A review of all of the records in the Friel case was done for the district attorney’s office by Dr. Lester T. Hibbard, a professor of obstetrics and gynecology at USC School of Medicine. In his four-page analysis, Hibbard said, “Diabetes is one of the most basic complications in pregnancy. All authorities agree that both the mother and fetus are at high risk. . . .”

The infants are often normal size but premature and routinely require close monitoring, Hibbard said.

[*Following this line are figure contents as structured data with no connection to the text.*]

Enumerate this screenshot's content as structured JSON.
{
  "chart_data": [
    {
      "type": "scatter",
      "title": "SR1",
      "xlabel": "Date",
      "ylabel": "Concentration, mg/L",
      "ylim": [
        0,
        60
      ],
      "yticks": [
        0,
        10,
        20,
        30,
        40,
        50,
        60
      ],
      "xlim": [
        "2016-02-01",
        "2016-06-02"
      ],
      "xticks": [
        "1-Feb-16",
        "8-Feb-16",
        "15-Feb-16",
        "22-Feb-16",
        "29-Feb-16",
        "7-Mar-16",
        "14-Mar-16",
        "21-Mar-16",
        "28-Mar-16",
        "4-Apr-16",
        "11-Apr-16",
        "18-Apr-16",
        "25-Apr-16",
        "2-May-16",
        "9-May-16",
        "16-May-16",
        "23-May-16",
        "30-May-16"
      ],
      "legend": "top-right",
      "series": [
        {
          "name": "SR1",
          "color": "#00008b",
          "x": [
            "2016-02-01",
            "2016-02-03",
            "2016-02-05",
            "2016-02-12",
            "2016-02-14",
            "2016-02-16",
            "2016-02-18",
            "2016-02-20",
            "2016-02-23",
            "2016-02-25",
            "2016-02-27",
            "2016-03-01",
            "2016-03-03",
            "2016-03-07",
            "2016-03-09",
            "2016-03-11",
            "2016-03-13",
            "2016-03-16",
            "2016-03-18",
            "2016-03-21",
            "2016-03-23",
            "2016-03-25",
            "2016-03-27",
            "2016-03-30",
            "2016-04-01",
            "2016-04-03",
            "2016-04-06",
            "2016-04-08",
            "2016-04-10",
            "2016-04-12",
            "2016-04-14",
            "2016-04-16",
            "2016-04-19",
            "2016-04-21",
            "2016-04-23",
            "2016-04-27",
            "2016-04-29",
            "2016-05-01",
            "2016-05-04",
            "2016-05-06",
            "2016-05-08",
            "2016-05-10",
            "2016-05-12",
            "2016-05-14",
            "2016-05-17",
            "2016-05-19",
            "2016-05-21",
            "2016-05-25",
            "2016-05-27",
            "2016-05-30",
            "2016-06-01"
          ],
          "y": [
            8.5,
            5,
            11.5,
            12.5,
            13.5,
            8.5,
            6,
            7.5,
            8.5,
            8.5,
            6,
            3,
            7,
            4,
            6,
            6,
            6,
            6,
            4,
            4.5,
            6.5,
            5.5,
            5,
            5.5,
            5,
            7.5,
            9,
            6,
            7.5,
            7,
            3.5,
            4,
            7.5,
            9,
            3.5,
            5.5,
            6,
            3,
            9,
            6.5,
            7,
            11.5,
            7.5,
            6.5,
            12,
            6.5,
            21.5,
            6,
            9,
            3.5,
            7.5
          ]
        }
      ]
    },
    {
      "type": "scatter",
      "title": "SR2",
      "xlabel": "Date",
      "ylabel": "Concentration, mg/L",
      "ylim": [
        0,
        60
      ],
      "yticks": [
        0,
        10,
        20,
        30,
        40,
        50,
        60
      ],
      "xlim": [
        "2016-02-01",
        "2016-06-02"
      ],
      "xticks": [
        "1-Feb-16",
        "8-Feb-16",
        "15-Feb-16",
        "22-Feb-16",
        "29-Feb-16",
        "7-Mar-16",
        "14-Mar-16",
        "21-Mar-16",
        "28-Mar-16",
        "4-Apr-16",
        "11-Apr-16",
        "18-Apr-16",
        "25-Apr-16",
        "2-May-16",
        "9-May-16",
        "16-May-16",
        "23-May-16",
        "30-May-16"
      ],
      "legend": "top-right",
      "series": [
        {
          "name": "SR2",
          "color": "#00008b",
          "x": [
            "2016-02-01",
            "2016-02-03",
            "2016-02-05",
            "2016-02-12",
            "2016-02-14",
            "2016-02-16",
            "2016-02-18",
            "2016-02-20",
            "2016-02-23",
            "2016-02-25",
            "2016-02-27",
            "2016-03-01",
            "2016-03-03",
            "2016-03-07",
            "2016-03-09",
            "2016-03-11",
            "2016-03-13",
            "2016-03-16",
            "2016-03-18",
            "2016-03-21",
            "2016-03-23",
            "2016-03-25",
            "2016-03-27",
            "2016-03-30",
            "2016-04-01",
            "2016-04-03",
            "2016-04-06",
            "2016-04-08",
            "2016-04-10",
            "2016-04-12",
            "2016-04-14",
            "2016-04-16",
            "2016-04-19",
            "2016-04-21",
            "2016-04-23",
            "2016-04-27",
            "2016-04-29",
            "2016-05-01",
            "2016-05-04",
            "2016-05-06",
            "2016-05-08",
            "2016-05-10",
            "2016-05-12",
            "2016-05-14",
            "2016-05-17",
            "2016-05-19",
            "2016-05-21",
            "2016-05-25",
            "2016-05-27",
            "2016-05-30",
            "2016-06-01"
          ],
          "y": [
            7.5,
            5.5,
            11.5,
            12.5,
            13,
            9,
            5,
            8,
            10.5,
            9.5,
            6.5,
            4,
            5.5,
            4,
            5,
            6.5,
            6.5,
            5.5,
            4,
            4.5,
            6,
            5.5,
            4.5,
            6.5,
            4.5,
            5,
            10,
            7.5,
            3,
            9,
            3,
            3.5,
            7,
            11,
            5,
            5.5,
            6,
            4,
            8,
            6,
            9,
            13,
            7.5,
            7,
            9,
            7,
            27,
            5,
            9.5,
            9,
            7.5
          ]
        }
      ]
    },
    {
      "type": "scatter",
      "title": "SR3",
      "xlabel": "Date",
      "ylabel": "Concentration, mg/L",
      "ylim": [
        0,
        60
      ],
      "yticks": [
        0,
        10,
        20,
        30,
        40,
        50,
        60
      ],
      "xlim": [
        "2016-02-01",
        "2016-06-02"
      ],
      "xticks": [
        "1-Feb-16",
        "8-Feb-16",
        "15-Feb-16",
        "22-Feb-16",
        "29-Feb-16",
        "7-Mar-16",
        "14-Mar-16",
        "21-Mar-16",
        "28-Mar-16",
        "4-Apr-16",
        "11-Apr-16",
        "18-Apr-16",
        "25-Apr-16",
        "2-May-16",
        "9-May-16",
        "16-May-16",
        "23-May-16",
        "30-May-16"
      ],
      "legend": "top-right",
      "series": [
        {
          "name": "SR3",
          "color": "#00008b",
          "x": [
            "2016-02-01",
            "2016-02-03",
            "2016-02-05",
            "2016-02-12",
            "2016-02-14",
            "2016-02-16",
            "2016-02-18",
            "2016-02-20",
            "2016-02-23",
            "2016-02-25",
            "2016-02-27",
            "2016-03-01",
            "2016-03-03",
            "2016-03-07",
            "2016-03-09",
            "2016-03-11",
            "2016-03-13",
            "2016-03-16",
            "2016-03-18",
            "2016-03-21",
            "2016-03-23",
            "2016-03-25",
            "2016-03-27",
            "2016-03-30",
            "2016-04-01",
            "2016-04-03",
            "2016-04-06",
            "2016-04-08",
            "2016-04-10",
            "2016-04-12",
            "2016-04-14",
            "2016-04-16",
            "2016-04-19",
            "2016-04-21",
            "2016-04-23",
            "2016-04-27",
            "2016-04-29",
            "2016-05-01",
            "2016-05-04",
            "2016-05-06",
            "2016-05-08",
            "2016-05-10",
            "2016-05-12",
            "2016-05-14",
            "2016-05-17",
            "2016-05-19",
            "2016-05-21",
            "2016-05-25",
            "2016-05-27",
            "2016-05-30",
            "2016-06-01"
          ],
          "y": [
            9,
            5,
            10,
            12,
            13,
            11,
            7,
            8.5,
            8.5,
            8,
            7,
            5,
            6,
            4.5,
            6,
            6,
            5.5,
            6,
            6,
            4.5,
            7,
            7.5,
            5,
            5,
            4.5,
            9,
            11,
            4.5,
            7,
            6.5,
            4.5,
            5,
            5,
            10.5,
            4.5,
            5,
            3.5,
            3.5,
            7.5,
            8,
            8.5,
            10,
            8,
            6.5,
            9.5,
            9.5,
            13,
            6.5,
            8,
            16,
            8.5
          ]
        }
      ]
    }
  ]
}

According to the analysis in the court file, the Friel baby was born in reasonably good condition, Hibbard said. “There is a strong probability he would have survived if given adequate newborn care.

“If Dr. Klvana has any understanding of the practice of obstetrics, and I assume he does, he would know of the greatly increased risks of pregnancy to a diabetic woman and her infant, and that to permit birth outside a hospital setting greatly increases that risk,” he said.